One thing I made sure to do each year was to give my kids a national standardized test. I went through Abeka. This was required where we lived, even though we only had to submit the results every other year. Each state is different though. Texas, for example, has a state test as well as national tests that all students must pass in order to move to the next grade level. Therefore, to satisfy the state, and prove my child’s grade level, he was required to take the state test for the previous grade level.
My son was a little bit nervous about doing this and I thought he might change his mind, but his desire to attend high school was greater than the anxiety he felt about taking the exam. (Of course he passed with flying colors…. Yep, teacher of the year right here, just saying!)
#4 Adjustment Period
Being homeschooled allows for parents to remove the negative effects of peer pressure that can be present in public schools. During the first month of attending high school my son realized that being the “class clown” was not the smartest way to go. He also quickly understood that teachers were not like parents and they did not accept late work. This was the hardest part of the transition! It took patients as I watched him struggle through the adjustment.
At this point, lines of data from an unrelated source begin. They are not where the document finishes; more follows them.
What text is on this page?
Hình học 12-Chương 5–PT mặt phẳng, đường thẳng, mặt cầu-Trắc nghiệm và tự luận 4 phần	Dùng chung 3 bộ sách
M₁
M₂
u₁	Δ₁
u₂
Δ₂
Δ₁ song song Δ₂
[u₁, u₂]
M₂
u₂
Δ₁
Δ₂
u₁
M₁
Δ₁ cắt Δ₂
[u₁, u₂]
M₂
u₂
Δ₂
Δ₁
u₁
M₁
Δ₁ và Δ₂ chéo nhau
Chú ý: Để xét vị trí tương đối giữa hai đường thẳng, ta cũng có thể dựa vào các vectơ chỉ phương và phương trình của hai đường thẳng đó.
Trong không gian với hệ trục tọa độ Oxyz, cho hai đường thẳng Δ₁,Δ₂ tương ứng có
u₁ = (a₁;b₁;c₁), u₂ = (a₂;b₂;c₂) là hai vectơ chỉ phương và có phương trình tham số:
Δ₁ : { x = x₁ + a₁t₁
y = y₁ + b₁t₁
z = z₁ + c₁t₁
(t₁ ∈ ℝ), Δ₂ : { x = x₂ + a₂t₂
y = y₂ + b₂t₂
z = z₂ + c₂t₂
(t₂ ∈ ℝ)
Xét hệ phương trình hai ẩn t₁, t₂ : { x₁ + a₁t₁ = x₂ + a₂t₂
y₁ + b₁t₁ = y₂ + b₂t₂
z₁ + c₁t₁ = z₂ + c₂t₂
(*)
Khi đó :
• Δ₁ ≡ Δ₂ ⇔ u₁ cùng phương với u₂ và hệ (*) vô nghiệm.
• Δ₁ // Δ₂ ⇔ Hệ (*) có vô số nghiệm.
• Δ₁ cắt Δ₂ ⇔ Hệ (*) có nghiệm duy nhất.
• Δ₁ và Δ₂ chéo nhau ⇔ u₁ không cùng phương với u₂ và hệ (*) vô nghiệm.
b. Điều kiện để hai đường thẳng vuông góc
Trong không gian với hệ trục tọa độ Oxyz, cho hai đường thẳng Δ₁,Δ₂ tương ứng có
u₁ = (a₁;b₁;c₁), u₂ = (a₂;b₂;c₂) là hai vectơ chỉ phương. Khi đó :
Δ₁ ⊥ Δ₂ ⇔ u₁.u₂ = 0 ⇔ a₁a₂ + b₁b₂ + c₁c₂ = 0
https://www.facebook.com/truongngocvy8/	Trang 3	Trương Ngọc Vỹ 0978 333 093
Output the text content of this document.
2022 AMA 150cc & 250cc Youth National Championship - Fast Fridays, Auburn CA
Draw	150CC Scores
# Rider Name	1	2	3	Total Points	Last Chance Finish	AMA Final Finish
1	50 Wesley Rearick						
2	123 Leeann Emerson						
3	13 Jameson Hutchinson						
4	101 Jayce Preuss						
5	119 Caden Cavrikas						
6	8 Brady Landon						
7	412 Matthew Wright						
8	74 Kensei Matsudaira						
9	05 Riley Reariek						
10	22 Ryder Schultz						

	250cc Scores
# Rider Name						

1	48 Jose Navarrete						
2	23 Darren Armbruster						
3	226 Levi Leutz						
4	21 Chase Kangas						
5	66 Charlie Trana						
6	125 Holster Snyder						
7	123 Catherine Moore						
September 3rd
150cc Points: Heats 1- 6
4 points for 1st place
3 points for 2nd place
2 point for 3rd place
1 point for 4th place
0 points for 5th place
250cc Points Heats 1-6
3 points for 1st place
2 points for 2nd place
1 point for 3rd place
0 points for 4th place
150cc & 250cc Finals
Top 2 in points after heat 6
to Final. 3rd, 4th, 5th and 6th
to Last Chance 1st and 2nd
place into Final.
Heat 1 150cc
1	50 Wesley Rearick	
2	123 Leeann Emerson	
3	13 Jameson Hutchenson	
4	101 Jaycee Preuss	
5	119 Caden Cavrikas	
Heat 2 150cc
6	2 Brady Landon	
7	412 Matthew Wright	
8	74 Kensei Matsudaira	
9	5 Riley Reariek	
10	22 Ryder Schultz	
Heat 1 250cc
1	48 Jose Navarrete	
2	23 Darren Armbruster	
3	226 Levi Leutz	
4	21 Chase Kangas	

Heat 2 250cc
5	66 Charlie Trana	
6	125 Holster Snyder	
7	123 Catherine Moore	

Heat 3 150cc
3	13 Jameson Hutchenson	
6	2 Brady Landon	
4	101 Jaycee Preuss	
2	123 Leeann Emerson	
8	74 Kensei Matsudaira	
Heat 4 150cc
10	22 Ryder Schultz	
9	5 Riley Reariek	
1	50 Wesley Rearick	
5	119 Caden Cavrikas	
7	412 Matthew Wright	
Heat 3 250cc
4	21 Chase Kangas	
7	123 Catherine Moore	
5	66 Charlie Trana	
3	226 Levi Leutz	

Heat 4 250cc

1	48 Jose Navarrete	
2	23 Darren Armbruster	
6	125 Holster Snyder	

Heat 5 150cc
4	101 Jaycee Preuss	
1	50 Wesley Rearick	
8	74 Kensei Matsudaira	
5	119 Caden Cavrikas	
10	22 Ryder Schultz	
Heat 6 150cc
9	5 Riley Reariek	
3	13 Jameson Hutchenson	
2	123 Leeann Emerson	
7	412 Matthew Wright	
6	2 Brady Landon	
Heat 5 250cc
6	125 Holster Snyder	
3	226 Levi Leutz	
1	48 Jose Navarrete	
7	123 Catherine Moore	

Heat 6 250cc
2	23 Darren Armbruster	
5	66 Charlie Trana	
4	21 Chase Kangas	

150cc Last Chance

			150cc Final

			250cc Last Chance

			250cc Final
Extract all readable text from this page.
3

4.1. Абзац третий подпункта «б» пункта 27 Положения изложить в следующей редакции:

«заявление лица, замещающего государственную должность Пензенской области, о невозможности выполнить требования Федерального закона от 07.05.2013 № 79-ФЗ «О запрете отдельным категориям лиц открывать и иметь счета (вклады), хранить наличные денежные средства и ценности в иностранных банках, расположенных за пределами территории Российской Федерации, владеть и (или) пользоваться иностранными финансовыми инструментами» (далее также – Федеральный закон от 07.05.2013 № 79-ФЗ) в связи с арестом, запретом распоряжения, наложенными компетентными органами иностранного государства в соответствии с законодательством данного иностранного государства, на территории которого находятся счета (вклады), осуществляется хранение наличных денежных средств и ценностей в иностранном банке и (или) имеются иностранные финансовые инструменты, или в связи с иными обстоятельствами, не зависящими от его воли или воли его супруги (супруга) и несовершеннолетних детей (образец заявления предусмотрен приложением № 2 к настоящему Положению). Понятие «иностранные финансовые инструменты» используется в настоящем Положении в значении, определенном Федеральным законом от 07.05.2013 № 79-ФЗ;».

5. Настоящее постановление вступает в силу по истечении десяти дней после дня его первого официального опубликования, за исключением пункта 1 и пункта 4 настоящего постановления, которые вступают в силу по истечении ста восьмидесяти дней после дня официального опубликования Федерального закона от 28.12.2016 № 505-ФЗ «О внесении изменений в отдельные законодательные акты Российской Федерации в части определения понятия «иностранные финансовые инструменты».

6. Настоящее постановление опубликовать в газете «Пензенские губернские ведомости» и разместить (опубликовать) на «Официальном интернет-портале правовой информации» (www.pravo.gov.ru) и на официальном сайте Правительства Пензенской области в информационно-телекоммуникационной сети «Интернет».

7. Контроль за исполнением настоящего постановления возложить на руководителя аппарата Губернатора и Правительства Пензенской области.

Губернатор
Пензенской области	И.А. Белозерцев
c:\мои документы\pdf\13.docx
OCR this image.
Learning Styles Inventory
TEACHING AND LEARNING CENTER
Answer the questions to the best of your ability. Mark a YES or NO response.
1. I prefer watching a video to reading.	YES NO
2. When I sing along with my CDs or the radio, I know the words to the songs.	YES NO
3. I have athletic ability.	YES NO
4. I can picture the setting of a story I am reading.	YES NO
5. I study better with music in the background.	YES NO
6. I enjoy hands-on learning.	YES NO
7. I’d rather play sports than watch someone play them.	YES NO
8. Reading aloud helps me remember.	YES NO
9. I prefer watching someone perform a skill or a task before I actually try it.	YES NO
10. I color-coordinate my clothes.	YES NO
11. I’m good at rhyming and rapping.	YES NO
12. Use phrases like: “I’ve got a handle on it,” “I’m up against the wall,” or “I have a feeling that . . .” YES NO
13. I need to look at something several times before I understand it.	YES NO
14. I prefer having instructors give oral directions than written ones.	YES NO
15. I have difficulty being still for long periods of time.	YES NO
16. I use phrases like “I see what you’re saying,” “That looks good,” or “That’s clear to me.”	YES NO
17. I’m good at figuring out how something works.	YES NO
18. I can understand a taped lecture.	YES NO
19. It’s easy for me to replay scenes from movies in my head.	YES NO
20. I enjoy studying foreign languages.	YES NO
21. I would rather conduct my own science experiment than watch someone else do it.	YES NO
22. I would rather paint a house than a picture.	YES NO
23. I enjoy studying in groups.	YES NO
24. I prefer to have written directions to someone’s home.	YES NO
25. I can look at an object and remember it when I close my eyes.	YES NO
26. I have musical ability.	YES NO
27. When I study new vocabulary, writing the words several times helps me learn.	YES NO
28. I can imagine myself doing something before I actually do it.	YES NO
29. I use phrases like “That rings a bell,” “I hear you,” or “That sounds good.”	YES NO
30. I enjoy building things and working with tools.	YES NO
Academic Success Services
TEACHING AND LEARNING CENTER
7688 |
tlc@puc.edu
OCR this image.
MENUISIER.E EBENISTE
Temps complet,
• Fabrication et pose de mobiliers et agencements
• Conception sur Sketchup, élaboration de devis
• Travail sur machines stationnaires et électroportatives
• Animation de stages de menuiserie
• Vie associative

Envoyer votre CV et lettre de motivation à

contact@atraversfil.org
How I Dealt with the Adjustment Period?
No parent wants to see their kids struggle, so I searched for the right thing to say or to do. I learned through this adjustment period that teenagers need guidance without it appearing to be lectures. So what I chose to do was offer a few soft words each day help him find his way.
#5 Other Ways to Bond
Now that my kids go to public school, I no longer get to spend as much time with them like the old days. So everyday after school we all sit down at the kitchen table and they work on homework and I work on other projects to be able to spend time with them. Since my kids started public school it gave me a chance to go back to college and take some classes, which has been fun because we have shared each other’s successes (good grades on test) and cry with each other during discouraging times (usually when I feel overwhelmed my kids are there to help encourage me to continue). We have bonded in new ways, which I would never have imagined prior to them going to public school.
Transitioning from homeschool to public school has been a journey that I did not think we would ever take as a family, but our family has now done it twice and been successful both times we have done it! As I look back I think the transition was the hardest for me! I used to look forward to waking up everyday and spending it with my kids teaching them, but now I look forward to them coming home and telling me about their adventures at school. I still work closely with all of their teachers (love that the school has everything online for parents to see each day) to make sure my kids are on track. Making the move to public school was the right choice for our family.
What were some of the most difficult things you encountered transitioning from homeschool to public school?